To cleanup any files and packages left in cache and to remove repository metadata:
$ sudo dnf clean all
To update your system:
$ sudo dnf upgrade
Some other common dnf commands
(For more commands see DNF Command Reference):
autoremove - removes packages installed as dependencies that are no longer required by currently installed programs.
check-update - checks for updates, but does not download or install the packages.
downgrade - reverts to the previous version of a package.
info - provides basic information about the package including name, version, release, and description.
reinstall - reinstalls the currently installed package.
repolist - simply list enabled repositories.
Some common dnf options
(For more options see DNF Command Reference):
--allowerasing - Allow erasing of installed packages to resolve dependencies. This option could be used as an alternative to the yum swap command where packages to remove are not explicitly defined. (Use carefully, know what you are doing or you can break your system.)
-b, --best - Try the best available package versions in transactions. Specifically during dnf upgrade, which by default skips over updates that can not be installed for dependency reasons, the switch forces DNF to only consider the latest packages. When running into packages with broken dependencies, DNF will fail giving a reason why the latest version can not be installed.

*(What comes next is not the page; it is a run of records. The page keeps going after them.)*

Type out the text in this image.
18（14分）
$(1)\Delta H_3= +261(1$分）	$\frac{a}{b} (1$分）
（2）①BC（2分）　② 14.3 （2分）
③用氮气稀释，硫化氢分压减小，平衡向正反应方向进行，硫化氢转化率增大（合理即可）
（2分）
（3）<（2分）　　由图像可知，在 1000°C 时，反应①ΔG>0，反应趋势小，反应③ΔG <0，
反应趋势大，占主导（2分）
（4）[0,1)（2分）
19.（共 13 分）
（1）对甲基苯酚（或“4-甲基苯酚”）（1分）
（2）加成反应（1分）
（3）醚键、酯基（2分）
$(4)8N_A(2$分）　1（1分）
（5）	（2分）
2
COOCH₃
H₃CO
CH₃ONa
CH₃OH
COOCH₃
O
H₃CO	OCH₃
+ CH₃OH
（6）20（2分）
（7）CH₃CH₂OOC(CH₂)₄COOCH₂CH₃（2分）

--disable, --set-disabled - Disable specified repositories (automatically saves). The option has to be used together with the config-manager command (dnf-plugins-core)
--disablerepo=<repoid> - Disable specific repositories by an id or a glob. This option is mutually exclusive with --repo.
--downloadonly - Download the resolved package set without performing any rpm transaction (install/upgrade/erase).
--enable, --set-enabled - Enable specified repositories (automatically saves). The option has to be used together with the config-manager command (dnf-plugins-core).
--enablerepo=<repoid> - Enable additional repositories by an id or a glob.
--exclude=<package_name> - Exclude certain packages from transaction
--nobest - Set best option to False, so that transactions are not limited to best candidates only.
-y, --assumeyes - Automatically answer yes for all questions.
Some helpful explanations
Users need to be very careful using this option. One needs to really, for sure, know what you are doing when you use this option as it can remove packages that will break things in your system. Please pay attention to the packages this will remove and if you are even a tiny bit unsure stop, don't do it, and ask for advice on our forum or Chat with Openmandriva Team
sudo dnf autoremove
is similar to:
sudo urpme --auto-orphans
Be careful and pay attention when using 'dnf autoremove'. It is absolutely possible that this may remove something you don't want to remove. It is a good idea to keep a list of packages that were autoremoved so you know what to re-install if this happens. Note: (You can find autoremoved packages in /var/log/dnf.log.)
There is an option to download packages only and then user can install them at a later time:
sudo dnf --downloadonly upgrade
This is very helpful for users with troublesome or slow internet connection. You download all packages first and then install. Or you can download them and install some other time.